Однако «мягче» плохо сочеталось и с прежней Витой. Нынешняя же могла легко спросить, не держит ли ее брат в доме мальчика-подростка в качестве любовника. Ответила она точно так же, прямо в лоб:
– Хочешь спросить, не насиловали ли меня? – Сестра отстранилась, села ровнее. Март промолчал, только смотрел в упор. – Много раз, – отчеканила Вита. – А как, ты думаешь, живут на улицах девчонки-беспризорницы? – У него в горле встал ком. Примерно так он и думал: и беспризорницы, и беспризорники. Поэтому-то у него никогда не возникало и мысли сбежать и остаться один на один с жестоким миром до тех пор, когда он научился, как за себя постоять. – Пока до меня не добрались законники и не повесили эту дрянь… – Сестра с отвращением коснулась своей серьги. – Можно было выживать – боялись. После вживления, сам понимаешь…
Два вплавленных звена, как у него. Две попытки сопротивления? Шелли говорил, что она, вероятно, кого-то убила, ее разыскивала стража…
– Не жалей меня! – Вита подалась вперед и ухватила его за подбородок, вынуждая посмотреть на себя. – Никогда меня не жалей, ты понял?
Март перехватил ее руку за тонкое запястье с синими прожилками вен; убрал от своего лица, но не выпустил.
– Я сочувствую, – огрызнулся.
– Пацану своему сочувствуй!
Они схлестнулись взглядами: его – темно-синие глаза отца, и ее – светло-зеленые матери.
– Пусти, – прошипела Вита и резко дернула свою руку. – Пусти, кому говорят.
Март разжал пальцы, и она по инерции чуть не полетела с дивана на пол; гневно сверкнула глазами.
– Как ты стала Шкипером?
– Захотела все изменить. – Сестра оскорбленно потерла запястье, хотя на нем не осталось и следа: он тщательно соизмерял силу. – Думала, ты тоже хочешь. Кровь Викандеров открывает многие двери, – и многозначительно обернулась в сторону выхода. Это он уже понял: защита не сработала, признав в Вите кровного родственника. – А имя нашего отца порой творит чудеса. Тебе известно, что сопротивление было и до меня. Благодаря фамилии и уровню дара меня быстро приняли в его ряды. Потом приблизил к себе главный. А после его смерти я заняла это место. Все, конец истории.

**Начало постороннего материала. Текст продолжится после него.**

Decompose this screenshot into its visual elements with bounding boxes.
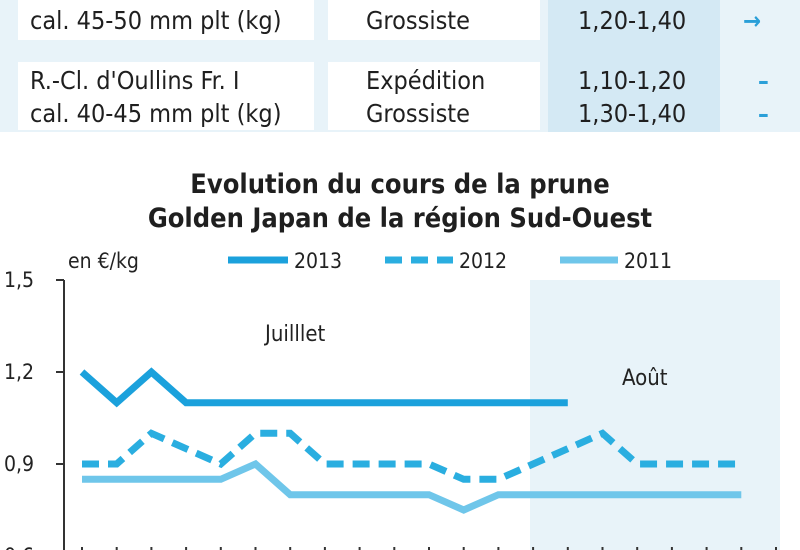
line-chart: 0,6 0,9 1,2 1,5 en €/kg Juilllet Août 2013 2012 2…	[4, 249, 780, 550]
trend-arrow-icon: →	[743, 7, 762, 35]
table-row-2-stage-1: Expédition	[366, 66, 486, 95]
table-row-2-product-line-1: R.-Cl. d'Oullins Fr. I	[30, 66, 240, 95]
period-label-july: Juilllet	[263, 322, 326, 347]
chart-title-line-2: Golden Japan de la région Sud-Ouest	[147, 203, 653, 234]
table-row-1-product-line-2: cal. 45-50 mm plt (kg)	[30, 6, 282, 35]
y-tick-label: 0,6	[4, 544, 34, 550]
series-line-2013	[79, 367, 568, 408]
y-tick-label: 0,9	[4, 452, 34, 476]
legend-label-2012: 2012	[459, 249, 507, 273]
table-row-2-stage-2: Grossiste	[366, 99, 470, 128]
table-cell-bg	[328, 0, 540, 40]
table-row-1-stage-2: Grossiste	[366, 6, 470, 35]
y-axis-label: en €/kg	[68, 249, 139, 273]
table-row-2-price-1: 1,10-1,20	[578, 66, 687, 95]
series-line-2011	[82, 459, 742, 514]
table-row-2-product-line-2: cal. 40-45 mm plt (kg)	[30, 99, 282, 128]
table-cell-bg	[18, 0, 314, 40]
august-shaded-region	[530, 280, 780, 550]
chart-title-line-1: Evolution du cours de la prune	[190, 169, 610, 200]
legend-label-2013: 2013	[294, 249, 342, 273]
table-row-1-price-2: 1,20-1,40	[578, 6, 687, 35]
period-label-august: Août	[622, 366, 668, 391]
y-tick-label: 1,2	[4, 360, 34, 384]
table-cell-bg	[328, 62, 540, 130]
legend-label-2011: 2011	[624, 249, 672, 273]
trend-stable-icon: –	[758, 67, 769, 95]
price-column-band	[548, 0, 720, 132]
price-table: cal. 45-50 mm plt (kg) Grossiste 1,20-1,…	[0, 0, 800, 132]
y-tick-label: 1,5	[4, 268, 34, 292]
trend-stable-icon: –	[758, 100, 769, 128]
series-line-2012	[82, 429, 742, 483]
table-row-2-price-2: 1,30-1,40	[578, 99, 687, 128]
table-cell-bg	[18, 62, 314, 130]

– То есть твои люди знают, кто ты? – Март вычленил главное.
– Конечно. – Она дернула плечом. – Но только те, кто не болтает. Можешь не беспокоиться. – Он и не беспокоился, тем не менее ощутил некоторую досаду от того, что сестра добилась этого места благодаря имени их отца. – Что? – Та по обыкновению прочла, о чем брат подумал. – Считаешь, что нечестно прикрываться фамильным именем? Вит, ты как был романтиком, так и остался. – Она подалась ближе, расширив глаза для пущей выразительности. – На войне все средства хороши. А мы, брат мой, на войне.
Забытое имя неприятно резануло слух.
– Меня зовут Мартин, Март – как тебе больше нравится.
– Что? – Вита часто заморгала и даже отсела подальше. – Вит, ты шутишь сейчас, да? Одно дело – при всех. Другое – наедине.
В ее глазах читалось полное непонимание и едва ли не обвинение в предательстве. Март спокойно ответил на этот взгляд.
– Виттором я был восемь лет, а Мартин – уже шестнадцатый год. Это мое имя. И это я. Имя не делает меня кем-то другим – не твоим братом или не сыном нашего отца.
У сестры даже ноздри раздулись от злости. Она сложила руки на груди и резко отвернулась.
– Март, значит, – проворчала недовольно и замерла. Точно как в детстве.
– Будешь дуться? – поинтересовался Мартин.